Learnt about using N-gram language models by calculating sequence probabilities. Topics: Language modeling, perplexity, K-smoothing, N-grams, Backoff, Tokenization.



Week4: Word embeddings with neural networks

Learnt about how to use word embeddings to carry the semantic meaning of words and build continuous-bag-of-words model.
Topics: Gradient descent, one-hot vectors, neural networks, word embeddings, continuous bag-of-words model, text pre-processing, tokenization.



Course 3: Natural Language Processing with Sequence Models


Week1: Neural Networks for Sentiment Analysis.

Learnt about neural networks for deep learning, then build a sophisticated tweet classifier that places tweets into positive or negative sentiment categories, using a deep neural network. Topics: Feature extraction, Supervised machine learning, Text preprocessing, ReLU, Neural networks.

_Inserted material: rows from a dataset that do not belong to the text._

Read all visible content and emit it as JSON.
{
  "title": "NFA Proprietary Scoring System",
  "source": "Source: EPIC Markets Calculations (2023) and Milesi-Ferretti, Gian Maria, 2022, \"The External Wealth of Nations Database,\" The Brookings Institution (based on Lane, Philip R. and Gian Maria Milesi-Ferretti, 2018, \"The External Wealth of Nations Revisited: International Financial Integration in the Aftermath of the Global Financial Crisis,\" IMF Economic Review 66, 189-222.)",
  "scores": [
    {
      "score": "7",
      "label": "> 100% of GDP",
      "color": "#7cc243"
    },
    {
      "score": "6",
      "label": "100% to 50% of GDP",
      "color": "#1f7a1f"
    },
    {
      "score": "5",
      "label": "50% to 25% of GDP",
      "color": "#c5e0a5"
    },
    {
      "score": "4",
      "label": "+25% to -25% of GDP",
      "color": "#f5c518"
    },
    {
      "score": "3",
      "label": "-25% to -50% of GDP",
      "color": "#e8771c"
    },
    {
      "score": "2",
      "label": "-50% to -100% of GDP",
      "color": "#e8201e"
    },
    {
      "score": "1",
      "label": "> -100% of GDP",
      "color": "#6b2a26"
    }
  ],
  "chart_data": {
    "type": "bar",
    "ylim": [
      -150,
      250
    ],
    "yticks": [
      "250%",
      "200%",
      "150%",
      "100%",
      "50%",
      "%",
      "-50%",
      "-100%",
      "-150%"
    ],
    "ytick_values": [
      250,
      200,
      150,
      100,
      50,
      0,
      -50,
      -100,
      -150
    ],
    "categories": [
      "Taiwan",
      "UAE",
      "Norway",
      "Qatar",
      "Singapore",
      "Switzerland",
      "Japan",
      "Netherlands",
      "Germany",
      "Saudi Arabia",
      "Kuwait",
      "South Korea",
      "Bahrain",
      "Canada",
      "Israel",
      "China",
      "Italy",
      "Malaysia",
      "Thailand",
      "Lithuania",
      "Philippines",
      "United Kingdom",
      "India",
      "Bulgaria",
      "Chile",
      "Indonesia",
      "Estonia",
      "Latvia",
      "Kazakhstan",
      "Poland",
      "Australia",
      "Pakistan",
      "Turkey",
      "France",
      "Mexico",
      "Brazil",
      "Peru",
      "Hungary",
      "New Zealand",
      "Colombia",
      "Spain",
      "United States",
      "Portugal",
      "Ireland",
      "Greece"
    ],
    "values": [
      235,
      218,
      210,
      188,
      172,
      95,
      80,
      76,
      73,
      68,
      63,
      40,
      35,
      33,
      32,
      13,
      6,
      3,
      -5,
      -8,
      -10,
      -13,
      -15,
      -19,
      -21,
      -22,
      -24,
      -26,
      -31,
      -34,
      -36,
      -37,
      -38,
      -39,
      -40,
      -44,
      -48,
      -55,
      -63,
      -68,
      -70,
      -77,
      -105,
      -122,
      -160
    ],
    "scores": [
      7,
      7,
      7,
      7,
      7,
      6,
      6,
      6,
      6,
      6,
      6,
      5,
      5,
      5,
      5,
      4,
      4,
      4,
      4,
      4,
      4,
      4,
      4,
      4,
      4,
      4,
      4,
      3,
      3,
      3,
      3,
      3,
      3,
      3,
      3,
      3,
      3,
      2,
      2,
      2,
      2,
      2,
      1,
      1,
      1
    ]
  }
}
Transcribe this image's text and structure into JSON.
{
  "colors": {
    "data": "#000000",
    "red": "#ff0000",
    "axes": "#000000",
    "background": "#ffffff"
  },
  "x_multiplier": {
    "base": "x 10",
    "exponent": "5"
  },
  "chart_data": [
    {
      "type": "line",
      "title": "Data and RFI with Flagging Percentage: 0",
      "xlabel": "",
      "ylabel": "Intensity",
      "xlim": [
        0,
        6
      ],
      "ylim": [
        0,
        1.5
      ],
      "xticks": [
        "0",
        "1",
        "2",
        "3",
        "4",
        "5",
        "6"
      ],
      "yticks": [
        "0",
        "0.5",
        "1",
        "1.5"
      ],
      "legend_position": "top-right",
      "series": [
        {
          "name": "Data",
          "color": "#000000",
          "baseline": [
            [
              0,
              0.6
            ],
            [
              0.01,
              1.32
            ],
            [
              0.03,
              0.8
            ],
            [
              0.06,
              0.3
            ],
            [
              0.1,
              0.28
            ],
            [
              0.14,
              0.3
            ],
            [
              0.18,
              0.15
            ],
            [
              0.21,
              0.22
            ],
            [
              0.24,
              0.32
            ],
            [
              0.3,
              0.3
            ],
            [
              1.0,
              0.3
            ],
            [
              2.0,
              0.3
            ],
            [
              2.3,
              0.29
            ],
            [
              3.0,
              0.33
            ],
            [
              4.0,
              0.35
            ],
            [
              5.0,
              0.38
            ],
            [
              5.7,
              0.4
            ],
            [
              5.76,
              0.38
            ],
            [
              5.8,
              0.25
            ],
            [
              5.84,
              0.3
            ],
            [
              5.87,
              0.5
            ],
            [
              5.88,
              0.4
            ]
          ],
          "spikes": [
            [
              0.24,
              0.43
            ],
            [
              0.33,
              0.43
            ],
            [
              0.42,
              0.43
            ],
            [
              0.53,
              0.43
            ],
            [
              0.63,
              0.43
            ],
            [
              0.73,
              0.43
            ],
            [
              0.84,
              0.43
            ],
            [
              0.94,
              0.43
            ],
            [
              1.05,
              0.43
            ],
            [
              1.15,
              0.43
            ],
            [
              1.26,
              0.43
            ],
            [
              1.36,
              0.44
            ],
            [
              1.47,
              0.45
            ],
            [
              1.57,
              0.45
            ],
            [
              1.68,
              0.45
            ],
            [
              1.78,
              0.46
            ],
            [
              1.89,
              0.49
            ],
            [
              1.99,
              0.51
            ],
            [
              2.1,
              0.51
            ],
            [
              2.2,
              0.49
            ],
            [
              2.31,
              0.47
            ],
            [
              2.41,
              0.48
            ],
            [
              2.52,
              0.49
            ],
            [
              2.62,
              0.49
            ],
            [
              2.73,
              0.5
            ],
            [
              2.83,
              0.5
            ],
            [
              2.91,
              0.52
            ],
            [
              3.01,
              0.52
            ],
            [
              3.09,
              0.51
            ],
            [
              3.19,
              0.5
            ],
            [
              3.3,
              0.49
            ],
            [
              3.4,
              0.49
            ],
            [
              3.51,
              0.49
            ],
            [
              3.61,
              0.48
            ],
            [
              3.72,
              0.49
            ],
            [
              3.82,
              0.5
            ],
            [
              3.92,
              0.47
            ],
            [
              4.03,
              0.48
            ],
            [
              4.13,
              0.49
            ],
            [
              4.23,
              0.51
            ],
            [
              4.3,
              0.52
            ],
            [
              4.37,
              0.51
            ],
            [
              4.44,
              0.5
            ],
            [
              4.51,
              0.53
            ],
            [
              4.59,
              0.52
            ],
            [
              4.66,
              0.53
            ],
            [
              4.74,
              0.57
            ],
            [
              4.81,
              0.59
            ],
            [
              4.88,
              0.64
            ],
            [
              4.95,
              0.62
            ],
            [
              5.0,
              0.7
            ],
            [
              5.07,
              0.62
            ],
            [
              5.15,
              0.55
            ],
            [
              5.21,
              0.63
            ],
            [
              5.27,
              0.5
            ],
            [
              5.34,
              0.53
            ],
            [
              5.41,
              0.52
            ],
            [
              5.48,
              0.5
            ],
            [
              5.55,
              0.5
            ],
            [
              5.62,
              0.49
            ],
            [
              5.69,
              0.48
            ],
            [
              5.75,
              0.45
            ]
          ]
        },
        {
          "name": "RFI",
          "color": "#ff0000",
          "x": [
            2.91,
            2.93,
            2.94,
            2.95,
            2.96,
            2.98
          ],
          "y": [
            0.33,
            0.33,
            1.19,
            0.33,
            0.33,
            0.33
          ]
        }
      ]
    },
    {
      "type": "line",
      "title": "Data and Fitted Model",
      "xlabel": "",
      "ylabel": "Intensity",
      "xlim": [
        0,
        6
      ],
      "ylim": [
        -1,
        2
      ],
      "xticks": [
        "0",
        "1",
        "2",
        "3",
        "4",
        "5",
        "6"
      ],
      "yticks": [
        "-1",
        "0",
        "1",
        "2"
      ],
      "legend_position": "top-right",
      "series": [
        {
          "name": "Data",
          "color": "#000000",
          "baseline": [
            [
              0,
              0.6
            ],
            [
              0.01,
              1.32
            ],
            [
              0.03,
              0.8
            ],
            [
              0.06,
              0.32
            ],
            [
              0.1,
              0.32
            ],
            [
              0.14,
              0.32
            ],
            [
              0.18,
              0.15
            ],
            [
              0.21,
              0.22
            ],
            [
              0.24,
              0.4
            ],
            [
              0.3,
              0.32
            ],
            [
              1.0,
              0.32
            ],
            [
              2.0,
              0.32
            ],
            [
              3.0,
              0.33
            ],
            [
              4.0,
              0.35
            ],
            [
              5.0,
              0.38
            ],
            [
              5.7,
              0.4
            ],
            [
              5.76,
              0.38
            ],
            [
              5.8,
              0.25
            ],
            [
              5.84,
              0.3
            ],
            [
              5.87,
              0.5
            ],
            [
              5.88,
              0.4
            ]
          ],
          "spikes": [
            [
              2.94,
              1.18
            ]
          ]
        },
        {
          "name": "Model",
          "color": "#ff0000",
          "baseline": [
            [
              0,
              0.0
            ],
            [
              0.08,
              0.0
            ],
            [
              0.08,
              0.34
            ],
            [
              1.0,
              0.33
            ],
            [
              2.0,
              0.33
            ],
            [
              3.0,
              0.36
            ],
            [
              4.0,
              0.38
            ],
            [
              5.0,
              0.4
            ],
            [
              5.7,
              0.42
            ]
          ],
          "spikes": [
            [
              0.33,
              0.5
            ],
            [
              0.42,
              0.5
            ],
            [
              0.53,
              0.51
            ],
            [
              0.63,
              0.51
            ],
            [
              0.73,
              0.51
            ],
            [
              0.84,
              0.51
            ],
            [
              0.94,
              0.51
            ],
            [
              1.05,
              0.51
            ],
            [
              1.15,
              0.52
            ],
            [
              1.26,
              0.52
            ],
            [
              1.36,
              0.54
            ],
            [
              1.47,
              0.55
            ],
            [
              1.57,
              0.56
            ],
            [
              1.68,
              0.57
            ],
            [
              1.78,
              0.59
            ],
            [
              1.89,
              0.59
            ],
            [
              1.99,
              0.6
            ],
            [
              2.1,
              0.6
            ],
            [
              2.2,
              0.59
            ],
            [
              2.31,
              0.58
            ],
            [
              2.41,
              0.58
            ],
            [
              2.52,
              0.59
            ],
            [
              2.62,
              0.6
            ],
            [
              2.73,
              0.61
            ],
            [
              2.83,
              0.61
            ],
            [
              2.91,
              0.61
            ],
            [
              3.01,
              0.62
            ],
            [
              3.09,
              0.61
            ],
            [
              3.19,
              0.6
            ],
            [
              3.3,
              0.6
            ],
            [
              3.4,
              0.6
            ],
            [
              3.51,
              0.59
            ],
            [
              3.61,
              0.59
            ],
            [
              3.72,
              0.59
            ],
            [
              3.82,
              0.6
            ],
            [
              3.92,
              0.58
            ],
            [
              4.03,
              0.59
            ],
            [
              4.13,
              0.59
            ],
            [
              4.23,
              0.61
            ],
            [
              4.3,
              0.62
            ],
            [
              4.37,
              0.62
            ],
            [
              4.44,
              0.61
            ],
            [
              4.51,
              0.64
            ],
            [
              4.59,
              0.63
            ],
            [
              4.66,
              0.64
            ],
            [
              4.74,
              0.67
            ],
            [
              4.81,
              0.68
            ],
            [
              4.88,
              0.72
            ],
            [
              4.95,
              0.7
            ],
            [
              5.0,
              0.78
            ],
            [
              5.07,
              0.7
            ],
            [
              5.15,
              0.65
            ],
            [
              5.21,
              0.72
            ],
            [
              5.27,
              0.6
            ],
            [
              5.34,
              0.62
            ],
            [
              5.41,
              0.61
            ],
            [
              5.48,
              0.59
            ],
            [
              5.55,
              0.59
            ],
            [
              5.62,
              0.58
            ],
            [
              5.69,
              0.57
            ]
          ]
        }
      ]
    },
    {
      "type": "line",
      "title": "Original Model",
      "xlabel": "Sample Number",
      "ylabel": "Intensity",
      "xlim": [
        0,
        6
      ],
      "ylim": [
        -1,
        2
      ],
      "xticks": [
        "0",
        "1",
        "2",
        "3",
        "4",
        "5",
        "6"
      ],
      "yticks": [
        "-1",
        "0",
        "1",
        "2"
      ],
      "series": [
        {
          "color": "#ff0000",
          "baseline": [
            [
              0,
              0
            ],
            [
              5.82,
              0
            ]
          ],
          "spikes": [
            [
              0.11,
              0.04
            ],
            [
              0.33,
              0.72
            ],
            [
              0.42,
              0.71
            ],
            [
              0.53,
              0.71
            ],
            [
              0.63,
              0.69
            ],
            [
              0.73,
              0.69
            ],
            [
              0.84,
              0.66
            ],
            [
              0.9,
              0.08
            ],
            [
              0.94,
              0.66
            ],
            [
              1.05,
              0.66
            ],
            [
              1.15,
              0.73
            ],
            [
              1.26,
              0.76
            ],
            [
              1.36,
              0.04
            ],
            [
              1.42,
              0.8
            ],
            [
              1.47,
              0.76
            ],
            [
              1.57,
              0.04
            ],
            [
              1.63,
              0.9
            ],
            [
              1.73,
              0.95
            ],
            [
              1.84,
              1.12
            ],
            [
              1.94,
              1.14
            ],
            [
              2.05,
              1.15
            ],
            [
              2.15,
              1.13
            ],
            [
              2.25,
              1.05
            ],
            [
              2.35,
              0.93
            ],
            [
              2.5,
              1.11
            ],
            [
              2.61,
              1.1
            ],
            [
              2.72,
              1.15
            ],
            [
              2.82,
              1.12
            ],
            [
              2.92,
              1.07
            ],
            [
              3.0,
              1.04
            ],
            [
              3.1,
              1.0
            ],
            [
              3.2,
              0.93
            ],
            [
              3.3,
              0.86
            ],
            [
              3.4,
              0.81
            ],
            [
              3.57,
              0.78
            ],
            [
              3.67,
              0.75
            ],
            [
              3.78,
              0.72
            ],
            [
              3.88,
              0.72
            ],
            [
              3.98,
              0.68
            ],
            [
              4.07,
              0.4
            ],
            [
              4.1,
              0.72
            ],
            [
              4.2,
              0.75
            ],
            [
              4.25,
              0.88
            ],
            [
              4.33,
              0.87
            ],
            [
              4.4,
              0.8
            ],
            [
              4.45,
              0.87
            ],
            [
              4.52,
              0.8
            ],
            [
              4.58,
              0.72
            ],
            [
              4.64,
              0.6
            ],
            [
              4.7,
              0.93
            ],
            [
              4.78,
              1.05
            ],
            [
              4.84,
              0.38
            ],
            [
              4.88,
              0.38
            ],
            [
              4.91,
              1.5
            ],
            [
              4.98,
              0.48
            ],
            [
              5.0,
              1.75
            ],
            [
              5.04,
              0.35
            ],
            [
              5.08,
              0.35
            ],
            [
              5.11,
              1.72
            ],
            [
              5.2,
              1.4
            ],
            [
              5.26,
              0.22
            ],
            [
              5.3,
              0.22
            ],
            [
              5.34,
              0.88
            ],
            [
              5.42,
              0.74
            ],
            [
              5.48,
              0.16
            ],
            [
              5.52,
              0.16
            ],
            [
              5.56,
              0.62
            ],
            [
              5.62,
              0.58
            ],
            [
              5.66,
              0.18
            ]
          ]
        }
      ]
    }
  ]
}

Week2: Recurrent Neural Networks for Language Modeling.

Learnt about the limitation of traditional language models and see how RNNs and GRUs use sequential data for text prediction.
Topics: N-grams, Gated recurrent units, Recurrent neural networks.



Week3: LSTMs and Named Entity Recognition.

Learnt about how long short-term memory units (LSTMs) solve the vanishing gradient problem, and how Named Entity Recognition systems quickly extract important information from text.
Topics: Vanishing gradients, Named entity recognition, LSTMs, Feature extraction, Part-of-speech tagging, Data generators.